Speaking with some clients, I sense their overwhelming confusion in setting up employment policies in California. While it can be a daunting task, I remind them that the key is to approach it in a systematic process, and once the system is in place, compliance can be very easy. While there are many issues employers need to review on an ongoing basis, there are five that are a good starting point:
1) Meal and rest breaks
Yes, California employers are still being sued for meal and rest break violations. This should be a primary concern for all California employers, and simply part of standard operating procedures by now.
2) New hire process and packets
Employers should review their hiring process, including:
- New hire documents (I recommend having a consistent package given to each new hire)
- Terms to include in offer letters
- Be careful about the use of background checks
3) Paid sick leave compliance
As of July 1, 2015, employers must allow employees to accrue paid sick leave under California law. I’ve written about the law, as well as the amendment to clarify the law signed by Governor Brown on July 13, 2015.
4) Exempt vs. non-exempt employee classifications
- Know the difference between exempt and non-exempt employees and the analysis that is required in order for an employee to qualify as exempt.

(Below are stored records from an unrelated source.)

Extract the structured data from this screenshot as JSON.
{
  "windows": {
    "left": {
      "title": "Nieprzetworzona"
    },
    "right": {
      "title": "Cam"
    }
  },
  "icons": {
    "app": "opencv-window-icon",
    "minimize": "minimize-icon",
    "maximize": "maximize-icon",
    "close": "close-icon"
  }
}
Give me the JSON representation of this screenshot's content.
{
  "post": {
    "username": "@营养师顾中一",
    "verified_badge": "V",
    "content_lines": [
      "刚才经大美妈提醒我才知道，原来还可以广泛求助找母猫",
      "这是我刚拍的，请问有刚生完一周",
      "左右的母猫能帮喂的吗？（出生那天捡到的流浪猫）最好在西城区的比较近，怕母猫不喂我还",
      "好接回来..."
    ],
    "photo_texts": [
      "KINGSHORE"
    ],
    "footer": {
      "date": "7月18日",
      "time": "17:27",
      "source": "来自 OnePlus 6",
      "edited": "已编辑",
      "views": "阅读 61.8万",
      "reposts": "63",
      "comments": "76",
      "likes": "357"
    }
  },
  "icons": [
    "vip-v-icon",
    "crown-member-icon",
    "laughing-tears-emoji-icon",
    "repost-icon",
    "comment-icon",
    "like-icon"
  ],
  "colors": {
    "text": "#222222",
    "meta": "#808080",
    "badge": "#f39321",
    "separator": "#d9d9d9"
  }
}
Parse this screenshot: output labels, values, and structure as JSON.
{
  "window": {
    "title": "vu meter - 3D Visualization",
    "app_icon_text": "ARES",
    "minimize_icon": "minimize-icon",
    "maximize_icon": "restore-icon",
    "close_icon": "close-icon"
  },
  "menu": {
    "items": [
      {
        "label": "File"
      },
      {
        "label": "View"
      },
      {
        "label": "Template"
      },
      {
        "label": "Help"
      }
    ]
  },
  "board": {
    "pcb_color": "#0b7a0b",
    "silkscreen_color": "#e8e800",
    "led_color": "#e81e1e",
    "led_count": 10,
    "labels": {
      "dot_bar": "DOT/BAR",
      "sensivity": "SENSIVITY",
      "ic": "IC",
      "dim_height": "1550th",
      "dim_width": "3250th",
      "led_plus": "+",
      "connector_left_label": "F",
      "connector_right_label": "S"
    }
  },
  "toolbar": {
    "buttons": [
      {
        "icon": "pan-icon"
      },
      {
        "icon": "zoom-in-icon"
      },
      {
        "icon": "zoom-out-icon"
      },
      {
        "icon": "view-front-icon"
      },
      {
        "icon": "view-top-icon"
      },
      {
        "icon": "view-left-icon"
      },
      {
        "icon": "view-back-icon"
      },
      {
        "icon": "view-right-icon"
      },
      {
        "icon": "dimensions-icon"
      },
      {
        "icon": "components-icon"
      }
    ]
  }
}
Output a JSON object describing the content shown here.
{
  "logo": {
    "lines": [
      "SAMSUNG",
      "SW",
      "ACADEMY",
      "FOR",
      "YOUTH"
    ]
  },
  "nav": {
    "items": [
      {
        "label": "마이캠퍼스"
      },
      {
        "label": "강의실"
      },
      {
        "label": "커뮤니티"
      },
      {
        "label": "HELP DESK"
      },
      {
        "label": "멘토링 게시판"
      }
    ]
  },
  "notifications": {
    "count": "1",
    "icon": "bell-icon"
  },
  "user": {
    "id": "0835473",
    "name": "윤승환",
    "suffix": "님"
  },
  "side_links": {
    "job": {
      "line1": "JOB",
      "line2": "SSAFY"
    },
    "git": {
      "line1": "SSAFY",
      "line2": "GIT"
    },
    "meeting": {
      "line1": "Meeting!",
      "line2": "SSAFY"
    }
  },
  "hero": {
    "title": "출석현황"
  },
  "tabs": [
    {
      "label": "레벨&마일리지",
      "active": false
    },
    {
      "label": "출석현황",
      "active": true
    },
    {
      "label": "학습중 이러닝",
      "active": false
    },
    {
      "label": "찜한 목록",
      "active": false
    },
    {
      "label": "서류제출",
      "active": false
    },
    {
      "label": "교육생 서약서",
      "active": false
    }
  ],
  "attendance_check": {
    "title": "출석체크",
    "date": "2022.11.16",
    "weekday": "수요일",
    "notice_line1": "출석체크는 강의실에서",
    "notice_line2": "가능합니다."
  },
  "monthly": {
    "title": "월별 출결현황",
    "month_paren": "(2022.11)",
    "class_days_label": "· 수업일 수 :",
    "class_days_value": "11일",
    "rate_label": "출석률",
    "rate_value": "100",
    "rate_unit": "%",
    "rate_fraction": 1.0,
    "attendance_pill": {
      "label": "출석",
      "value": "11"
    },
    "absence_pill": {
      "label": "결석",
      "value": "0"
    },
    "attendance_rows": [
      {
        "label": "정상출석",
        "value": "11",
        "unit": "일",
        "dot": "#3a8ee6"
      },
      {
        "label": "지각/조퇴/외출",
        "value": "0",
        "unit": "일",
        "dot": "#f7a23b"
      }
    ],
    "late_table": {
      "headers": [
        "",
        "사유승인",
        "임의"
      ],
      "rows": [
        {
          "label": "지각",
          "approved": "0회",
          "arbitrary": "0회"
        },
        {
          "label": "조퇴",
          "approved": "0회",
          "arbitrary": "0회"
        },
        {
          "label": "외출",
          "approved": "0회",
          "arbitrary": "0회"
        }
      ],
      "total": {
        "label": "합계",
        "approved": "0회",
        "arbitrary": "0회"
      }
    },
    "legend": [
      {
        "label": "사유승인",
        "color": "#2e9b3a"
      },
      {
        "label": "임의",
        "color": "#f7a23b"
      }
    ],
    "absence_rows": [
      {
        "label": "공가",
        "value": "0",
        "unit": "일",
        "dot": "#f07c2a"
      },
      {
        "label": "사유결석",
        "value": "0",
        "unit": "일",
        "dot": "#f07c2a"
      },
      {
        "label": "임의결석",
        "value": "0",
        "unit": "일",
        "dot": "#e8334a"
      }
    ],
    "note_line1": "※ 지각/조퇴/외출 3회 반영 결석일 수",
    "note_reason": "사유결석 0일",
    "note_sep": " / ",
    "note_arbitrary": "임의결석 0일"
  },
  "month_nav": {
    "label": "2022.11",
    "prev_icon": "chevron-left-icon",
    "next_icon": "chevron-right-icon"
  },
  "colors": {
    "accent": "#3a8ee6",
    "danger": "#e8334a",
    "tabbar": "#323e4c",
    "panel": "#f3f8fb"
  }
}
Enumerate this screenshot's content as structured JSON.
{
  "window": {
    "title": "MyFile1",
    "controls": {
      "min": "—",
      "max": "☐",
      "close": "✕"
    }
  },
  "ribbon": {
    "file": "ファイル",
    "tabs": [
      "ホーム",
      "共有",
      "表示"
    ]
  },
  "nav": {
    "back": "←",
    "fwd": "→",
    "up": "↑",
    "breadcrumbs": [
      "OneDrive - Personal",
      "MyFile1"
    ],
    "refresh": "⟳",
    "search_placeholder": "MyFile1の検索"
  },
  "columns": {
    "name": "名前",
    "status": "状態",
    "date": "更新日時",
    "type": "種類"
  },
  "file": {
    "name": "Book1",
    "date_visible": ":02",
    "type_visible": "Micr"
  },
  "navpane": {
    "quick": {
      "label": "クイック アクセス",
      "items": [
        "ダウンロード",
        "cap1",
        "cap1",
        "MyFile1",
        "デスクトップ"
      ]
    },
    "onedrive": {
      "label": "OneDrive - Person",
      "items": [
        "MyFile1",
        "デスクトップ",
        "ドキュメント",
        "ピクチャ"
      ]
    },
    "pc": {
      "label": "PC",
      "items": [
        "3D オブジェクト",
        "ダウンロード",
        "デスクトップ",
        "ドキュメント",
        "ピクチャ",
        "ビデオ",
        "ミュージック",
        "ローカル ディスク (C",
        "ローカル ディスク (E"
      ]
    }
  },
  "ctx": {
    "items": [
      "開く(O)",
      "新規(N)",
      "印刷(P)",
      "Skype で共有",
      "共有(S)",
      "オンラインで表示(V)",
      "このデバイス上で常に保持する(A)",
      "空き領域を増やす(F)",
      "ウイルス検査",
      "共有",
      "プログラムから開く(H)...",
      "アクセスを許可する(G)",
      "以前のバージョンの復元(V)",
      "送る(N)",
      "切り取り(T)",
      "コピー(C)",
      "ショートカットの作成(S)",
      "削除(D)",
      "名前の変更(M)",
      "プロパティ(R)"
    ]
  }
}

There are many different exemptions, and I’ve written about a few in the past.
- If non-exempt, review to ensure the appropriate overtime is being paid at the proper rate, and that all overtime is being paid for work done over eight hours in a day and 40 hours in a week.
5) Uncompensated work-time
Employers need to be careful and have policies in place to address claims from employees that they were not paid for all time worked. These claims can take many different forms:
- Travel time may have to be paid
- Off-the-clock work
- On-call time
- Pre-shift or post-shift work. In 2014, Amazon workers sued their staffing company claiming that the post-shift security check employees had to undergo should have been compensated work-time. The U.S. Supreme Court ruled in the staffing company’s favor, but nevertheless, it was a costly case for the company and required protracted litigation.